Internal Audit Service Quality Assurance programme
9.1.
The UHI Internal Audit Service is required through its Terms of Reference to perform
internal audit work with due professional care, in accordance with appropriate
professional auditing practice and with regard to Treasury and the Institute of Internal
Auditors standards (see later paragr
aph 9.11).
9.2.
The letter of agreement established between the University of the Highlands and Islands
and the co-sourced internal audit partner Henderson Loggie affirms that the co-sourced
internal audit partner will perform internal audit services in accordance with relevant
professional standards and guidelines and in accordance with the Scottish Funding
Council Financial Memorandum.
9.3.
Compliance with the Institute of Internal Auditors, International standards requires the
UHI Internal Auditor to develop and maintain a quality assurance and improvement
program that covers all aspects of the internal audit activity. The Institute of Internal
Auditors International standards requires that the Internal Audit Service Quality
Assurance Programme must include both internal and external assessments.
9.4.
The UHI Internal Audit Service has established a two tier approach to its quality
assurance and improvement program:
•
The ongoing process of monitoring the performance of internal audit activity.
•
Internal Audit Annual Quality Assurance assessments. An internal review
undertaken by the Principal and Vice Chancellor and the Secretary and an
external evidence based peer review assessment.
9.5.
Ongoing Performance Monitoring of Internal Audit Activity
9.6.
The UHI Internal Auditor manages the provision of the co-sourced Internal Audit Service
on an ongoing basis.

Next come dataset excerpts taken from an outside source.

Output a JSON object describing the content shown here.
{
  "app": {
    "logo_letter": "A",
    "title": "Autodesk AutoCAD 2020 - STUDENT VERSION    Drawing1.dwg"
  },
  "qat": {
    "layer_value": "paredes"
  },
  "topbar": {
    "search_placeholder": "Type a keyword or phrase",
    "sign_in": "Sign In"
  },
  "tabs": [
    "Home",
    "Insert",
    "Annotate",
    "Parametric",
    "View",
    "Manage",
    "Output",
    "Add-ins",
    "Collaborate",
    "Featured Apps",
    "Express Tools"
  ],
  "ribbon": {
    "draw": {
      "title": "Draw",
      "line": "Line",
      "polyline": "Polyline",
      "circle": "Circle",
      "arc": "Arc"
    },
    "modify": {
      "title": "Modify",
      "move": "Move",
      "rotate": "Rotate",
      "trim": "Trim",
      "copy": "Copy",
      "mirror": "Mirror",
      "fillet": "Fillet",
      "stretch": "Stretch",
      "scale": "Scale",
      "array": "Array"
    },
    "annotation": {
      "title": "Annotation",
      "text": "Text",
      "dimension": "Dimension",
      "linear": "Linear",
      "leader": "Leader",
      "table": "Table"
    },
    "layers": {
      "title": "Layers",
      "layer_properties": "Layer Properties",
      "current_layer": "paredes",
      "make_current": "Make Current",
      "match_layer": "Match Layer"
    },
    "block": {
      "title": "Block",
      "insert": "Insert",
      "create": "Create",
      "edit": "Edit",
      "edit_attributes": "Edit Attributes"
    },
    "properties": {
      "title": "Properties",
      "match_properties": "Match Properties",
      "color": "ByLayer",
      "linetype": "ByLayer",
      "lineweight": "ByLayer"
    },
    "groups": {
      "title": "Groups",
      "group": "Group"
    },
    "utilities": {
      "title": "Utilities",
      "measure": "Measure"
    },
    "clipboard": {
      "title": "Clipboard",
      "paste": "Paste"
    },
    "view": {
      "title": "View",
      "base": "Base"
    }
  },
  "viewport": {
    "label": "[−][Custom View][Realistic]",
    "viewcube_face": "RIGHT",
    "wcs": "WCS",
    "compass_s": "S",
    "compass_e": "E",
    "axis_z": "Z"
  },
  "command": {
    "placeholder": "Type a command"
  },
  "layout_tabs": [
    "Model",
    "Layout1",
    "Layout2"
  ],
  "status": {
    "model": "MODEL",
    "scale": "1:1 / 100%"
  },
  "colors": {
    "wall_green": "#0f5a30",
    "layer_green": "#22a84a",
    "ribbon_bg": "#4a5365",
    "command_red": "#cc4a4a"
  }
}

A monthly reporting process is in place to keep the Principal and
Vice Chancellor informed of Internal Audit’s progress. The Internal Audit Service has
introduced Internal Audit Performance Questionnaires that are issued to management
and staff at the conclusion of internal audit work. Feedback from management and staff
on the performance of Internal Audit reviews is valued by the Internal Audit Service and
helps enable the service provided to be improved and assists the Audit Committee in
forming an opinion on the efficiency and effectiveness of the Internal Audit Service.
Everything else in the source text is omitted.